The retailer, which offers more than 8,000 bottles, does most of its business through its flagship store in Kemang, a tony neighborhood of expatriates and local well-to-dos in South Jakarta.
Reimer added that recent growth in the wine business could also be attributed to the government’s more liberal wine-import policy, which granted wine and spirit import licenses to private companies, breaking the monopoly once held by state-owned enterprise, PT Sarinah.
Under the new policy, importers initially were allowed to import 49,125 cartons, or 442,000 liters, of wine and spirits a year.

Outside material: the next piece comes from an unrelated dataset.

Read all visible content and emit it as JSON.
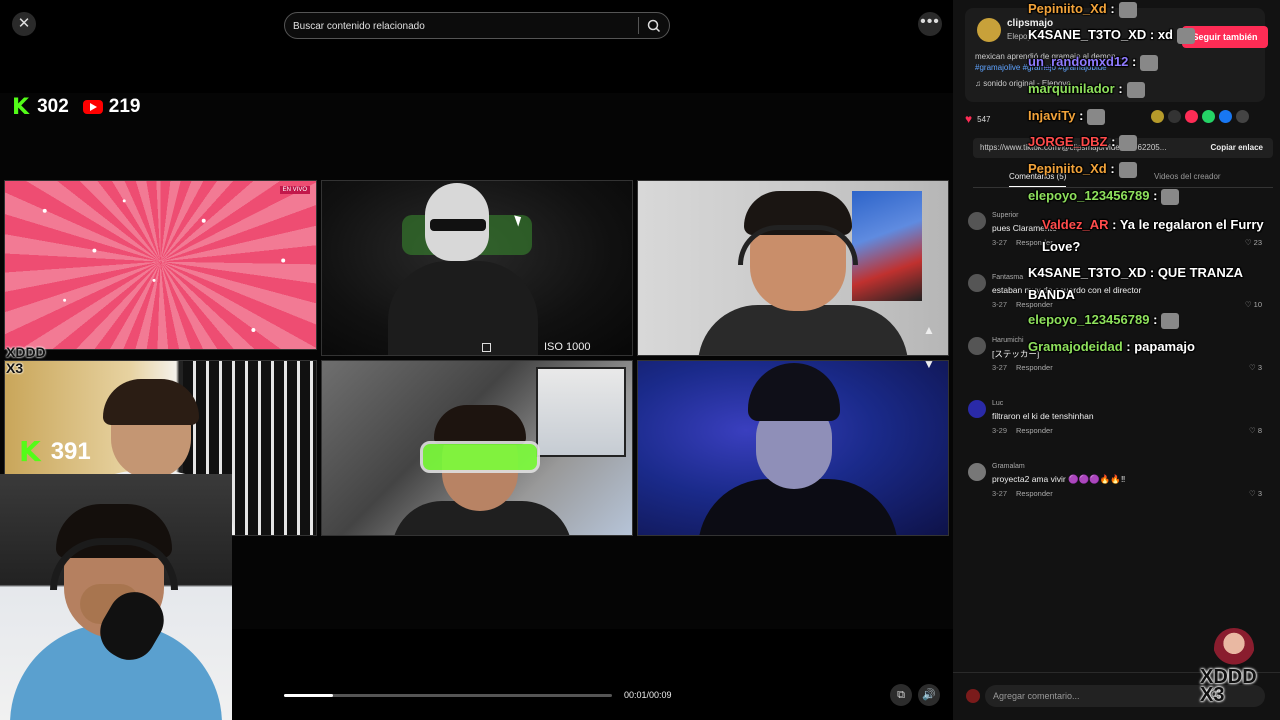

According to Euromonitor International, the Indonesian wine market was worth US$32 million in 2011, with retail sales of 3.1 million liters.

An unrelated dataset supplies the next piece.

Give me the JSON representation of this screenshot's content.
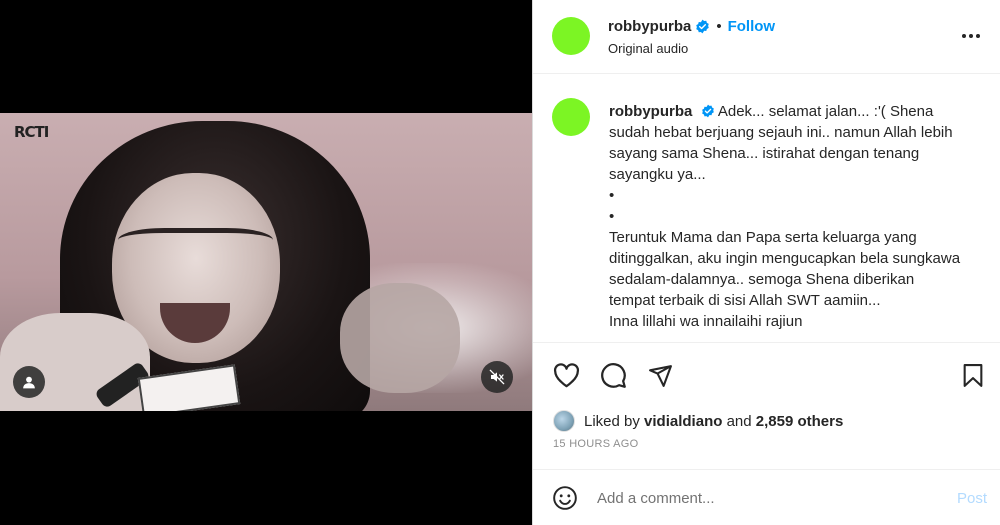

Reimer said that Indonesian consumers, buoyed by two years of 6 percent economic growth, have indeed been imbibing more wine.
“If the 6 percent growth creates 50 million new middle-class, although the categories of those in that class differ, just tapping into one percent of that class translates into thousands of people. That’s our true market,” Reimer said.
The market also includes what Yohan Handoyo, the general manager of Decanter, called the “wine-lover wannabes”.
According to Yohan, who said his business was up 7 percent last year, about 70 percent of local wine drinkers fell into the “wine-lover wannabe” category, consisting mostly of young people adopting wine-drinking as part of a more cosmopolitan and social lifestyle.
“However, as their taste palates develop as they experience more wine, this category will shift into the wine-lover category,” he said.
Meanwhile, many in the local wine business point out that there are less than 10 people in Indonesia that could be called serious wine collectors, given that building proper storage facilities for wine was neither simple nor inexpensive.
“Enjoying wine and drinking wine are two separate things. Enjoying wine requires the right utensils and, rather than going through the hassle, people prefer drinking wine at the restaurant,” Yohan added.
He further noted that those new to wine drinking preferred entry-level, medium-price wines from New World nations’ such as Chilean merlots, while connoisseurs, with more sophisticated palettes, had a penchant for premium, old world wines from France and Italy.
Meanwhile, in Jakarta, around 70 percent of wines offered for sale consist of reds, while in Bali, the nation’s second biggest wine-drinking region, the division between red and white sales is more equal, given that the palates of expats and tourists favor white wines.
Reimer said that other areas, such as Kalimantan, which boast large populations of expatriates in the oil and mining sectors, might grow into a promising markets, as well.
With continued high demand, many local wine sellers expecting to maintain the same level of growth they saw last year.
However, some remain cautious. Yohan said that the continuing global financial crisis was still “lingering in the backyard”.
“We’re still sitting on the fence but we’re projecting growth of 6.5 to 6.3 percent,” he said.